Meringue Caramel Dessert
Recipe type: Dessert
Serves: 15 plated desserts
  • 8 eggs
  • 1 tablespoon cornstarch
  • 1½ cups sugar
  • Drop vanilla sugar
  • Pinch salt
  • 1 (16-ounce) bag frozen blueberries and cranberries (Bodek)
  • ¼ cup water
  • 3 tea bags, such as Wissotzky Fruit Galore Tea Bags
  • 1 (8-ounce) container non-dairy whipped topping
  • 1 Baker’s Choice custard
Caramel Sauce:
  • ½ cup sugar
  • 1 (8-ounce) container non-dairy whipped topping
  1. Preheat the oven at 125ºF. Line two baking sheets with parchment paper.
  2. In the bowl of an electric mixer, beat egg whites with cornstarch until foamy. Slowly add in sugar and beat until stiff.
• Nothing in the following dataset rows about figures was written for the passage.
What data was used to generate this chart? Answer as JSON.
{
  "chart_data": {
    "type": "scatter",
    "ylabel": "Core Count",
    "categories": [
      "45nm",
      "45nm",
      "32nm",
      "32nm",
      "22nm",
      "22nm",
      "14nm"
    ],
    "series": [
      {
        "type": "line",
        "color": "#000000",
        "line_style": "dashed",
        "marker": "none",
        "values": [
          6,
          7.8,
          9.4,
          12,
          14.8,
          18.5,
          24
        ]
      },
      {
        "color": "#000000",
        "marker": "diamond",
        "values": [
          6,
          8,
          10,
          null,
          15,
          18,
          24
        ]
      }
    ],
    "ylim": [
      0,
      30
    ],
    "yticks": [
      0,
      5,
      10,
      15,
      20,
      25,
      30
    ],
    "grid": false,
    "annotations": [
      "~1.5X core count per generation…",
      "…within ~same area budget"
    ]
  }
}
  3. Pipe mounds of meringue, 15 to a baking sheet. Bake for 1 ½ hours.
  4. In a saucepan, combine frozen fruit and water. Add tea bags and cook over low heat until mixture thickens. Remove tea bags and discard.
  5. In the bowl of an electric mixer, beat non-dairy whipped topping until stiff. Add custard and mix to combine.
  6. Prepare the caramel sauce. Caramelize sugar in a saucepan. Add non-dairy whipped topping and whisk to combine.
  7. Assemble the dessert. Place meringue on dish. Top with compote, custard, and granola. Drizzle with caramel. Serve alongside hot tea.
  8. Note: You will have extra meringues; store in an airtight container at room temperature.